7. Implications and Future Directions

  • How this changes the landscape
  • It provides a practical recipe to “convert” large Transformers into deployment‑friendly linear RNN/hybrid models without retraining from scratch, preserving most capabilities while gaining speed and memory efficiency. This makes state‑space models a realistic target for production LLMs, not just research prototypes.

  • Follow‑up research enabled/suggested

  • Pushing toward lower attention fractions without quality loss: larger state expansions N', better discretization schemes, or new gating could close the gap to 0% attention.
  • Broader distillation objectives: combine DPO with task‑specific constraints (safety, calibration), or use multi‑teacher distillation.
  • Draft model design for hybrids: smaller, training‑free, or retrieval‑augmented drafts to improve acceptance rate and overall throughput (Section 5.5 notes draft size overhead).
  • Cross‑architecture transfer: apply the attention‑init idea to other sub‑quadratic models (RetNet, recurrent Gemma‑style models) or cross‑modal tasks.

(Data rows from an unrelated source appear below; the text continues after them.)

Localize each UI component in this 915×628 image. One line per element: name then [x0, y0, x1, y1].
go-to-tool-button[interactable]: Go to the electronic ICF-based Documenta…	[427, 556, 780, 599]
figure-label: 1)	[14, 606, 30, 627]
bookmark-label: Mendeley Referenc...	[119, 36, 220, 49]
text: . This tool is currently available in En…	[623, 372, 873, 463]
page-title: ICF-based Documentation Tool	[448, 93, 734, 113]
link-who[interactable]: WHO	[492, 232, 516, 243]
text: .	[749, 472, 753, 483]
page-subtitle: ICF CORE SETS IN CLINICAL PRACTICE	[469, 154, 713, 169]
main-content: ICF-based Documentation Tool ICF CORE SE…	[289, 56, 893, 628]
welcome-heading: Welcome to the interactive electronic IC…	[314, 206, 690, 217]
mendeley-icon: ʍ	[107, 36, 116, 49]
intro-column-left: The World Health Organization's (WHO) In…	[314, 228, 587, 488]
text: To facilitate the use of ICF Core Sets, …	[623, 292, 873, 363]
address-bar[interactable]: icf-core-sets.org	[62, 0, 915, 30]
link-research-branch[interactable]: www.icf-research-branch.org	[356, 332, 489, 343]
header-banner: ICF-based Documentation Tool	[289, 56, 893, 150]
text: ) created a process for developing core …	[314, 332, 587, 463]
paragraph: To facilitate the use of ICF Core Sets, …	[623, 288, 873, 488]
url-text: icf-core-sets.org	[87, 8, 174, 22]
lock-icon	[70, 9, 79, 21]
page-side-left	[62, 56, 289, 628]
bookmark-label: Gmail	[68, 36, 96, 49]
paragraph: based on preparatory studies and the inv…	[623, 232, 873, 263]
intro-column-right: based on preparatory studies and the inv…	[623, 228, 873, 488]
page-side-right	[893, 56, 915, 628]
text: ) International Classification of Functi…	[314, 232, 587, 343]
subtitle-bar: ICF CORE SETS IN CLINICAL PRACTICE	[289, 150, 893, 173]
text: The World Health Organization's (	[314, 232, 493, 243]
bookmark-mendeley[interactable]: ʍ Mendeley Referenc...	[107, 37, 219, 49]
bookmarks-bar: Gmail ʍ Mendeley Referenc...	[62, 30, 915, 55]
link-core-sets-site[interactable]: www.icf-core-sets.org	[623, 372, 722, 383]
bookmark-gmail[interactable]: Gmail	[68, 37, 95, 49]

  • Practical applications

  • Long‑document assistants and codebase analysis where KV cache limits throughput (Introduction, p.1–2).
  • Agentic systems that value batch throughput and long context (Introduction, p.1–2).
  • Edge or cost‑constrained deployments that benefit from constant‑size RNN states during decoding.

Representative results to remember: - “Mamba‑Llama3 (50%) 8B: MT‑Bench 7.35; AlpacaEval LC win 29.61% vs teacher 22.90%” (Table 2). - “On LM‑Eval avg, hybrids beat TRI Mamba‑7B and NVIDIA Hybrid Mamba‑8B trained from scratch” (Table 3). - “Speculative decoding speedups up to ~2× on H100 with fused kernels; Mamba‑7B reaches ~271 tokens/s in Table 1, and the abstract reports >300 tokens/s.”

Overall, this work offers a clear and implementable path to distill Transformer knowledge into fast, memory‑efficient linear RNNs, along with an inference algorithm that realizes speedups in practice.